There is evidence of price acting as a barrier even in today’s mortgage market. For example, although Fannie Mae’s guidelines allow the GSEs to purchase loans with credit scores as low as 620 and loan-to-value (LTV) ratios of up to 97 percent, very few loans purchased by the GSE feature these characteristics. One reason is that excessive risk-based pricing by both the GSEs and private mortgage insurers add significantly to the cost of loans for borrowers with lower scores and less wealth due to historical discrimination for a down payment.
The combination of loan-level price adjustments (LLPAs) and mortgage insurance (MI) premiums adds over 300 basis points to the cost of a mortgage for a borrower with a credit score of 620 and an LTV of 97 percent. According to the Urban Institute, these redundant requirements have prevented an additional 6 million mortgage loans from being originated. Moreover, CoreLogic estimates that more than 250,000 of these loans could go to borrowers of color annually.
Because of these unnecessary pricing restrictions, FHA continues to serve as a vital source of mortgage credit for lower-wealth families. Moreover, borrowers of color are overrepresented in FHA-insured mortgages, including upper-income families of color. An FHA mortgage is often their only option despite the reality that many of these consumers might have the income to sustain monthly payments but lack the down payment or savings for a lower LTV conventional loan due to past discrimination within the mortgage market.
Earlier this year, a newly released CRL research report entitled “Repairing a TwoTiered System: The Crucial but Complex Role of FHA” found that FHA purchase-market share among high-income African-American and Latino borrowers had increased the most. This contrasts with pre-Recession patterns. Since 2009, FHA purchase-market share increased by 642 percent for African-Americans and 904 percent for Latino borrowers, respectively.

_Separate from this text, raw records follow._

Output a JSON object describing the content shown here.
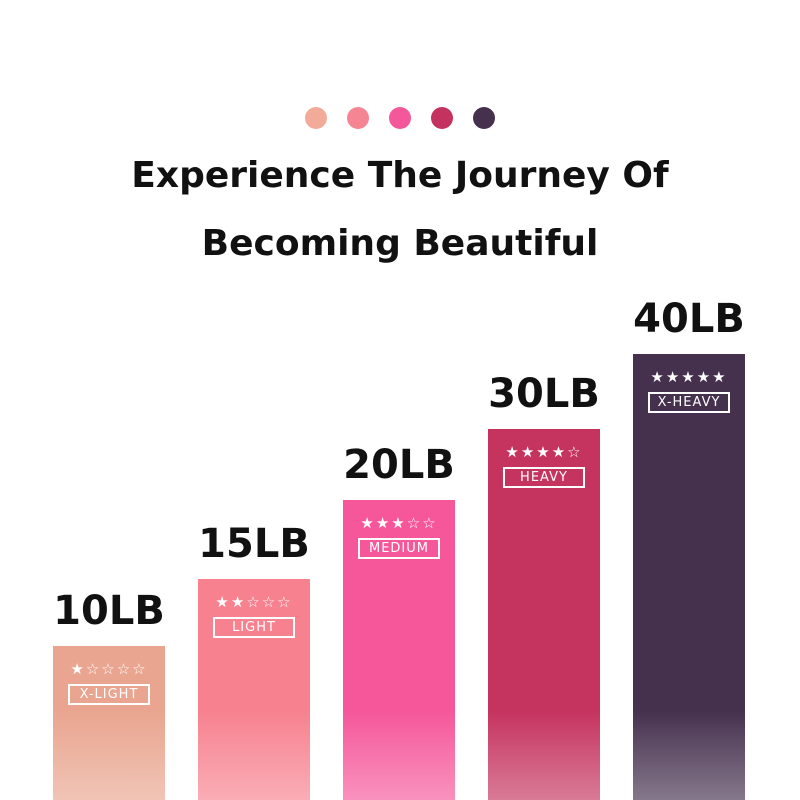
{
  "dot_colors": [
    "#f2ab98",
    "#f58593",
    "#f4579a",
    "#c4335f",
    "#45304e"
  ],
  "title_line1": "Experience The Journey Of",
  "title_line2": "Becoming Beautiful",
  "bands": [
    {
      "weight": "10LB",
      "stars": "★☆☆☆☆",
      "rating": 1,
      "level": "X-LIGHT",
      "color": "#e9a58f"
    },
    {
      "weight": "15LB",
      "stars": "★★☆☆☆",
      "rating": 2,
      "level": "LIGHT",
      "color": "#f7818f"
    },
    {
      "weight": "20LB",
      "stars": "★★★☆☆",
      "rating": 3,
      "level": "MEDIUM",
      "color": "#f5579a"
    },
    {
      "weight": "30LB",
      "stars": "★★★★☆",
      "rating": 4,
      "level": "HEAVY",
      "color": "#c5335f"
    },
    {
      "weight": "40LB",
      "stars": "★★★★★",
      "rating": 5,
      "level": "X-HEAVY",
      "color": "#45304e"
    }
  ]
}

If fair housing is to become a reality in America, it will require not only the enactment of federal laws like the Fair Housing Act, Equal Credit Opportunity Act, and Community Reinvestment Act but also robust and ongoing enforcement. Every level of government can and should play a role in delivering a housing market with a level playing field, without regard to race.
It is time for all of America to embrace the spirit as well as the letter of these laws without regard to race, ethnicity, gender, or disability. Every creditworthy consumer should have the same level of consideration—and access. Just as President Johnson stated 50 years ago, “We have come some of the ways not near all of it. There is much yet to do.”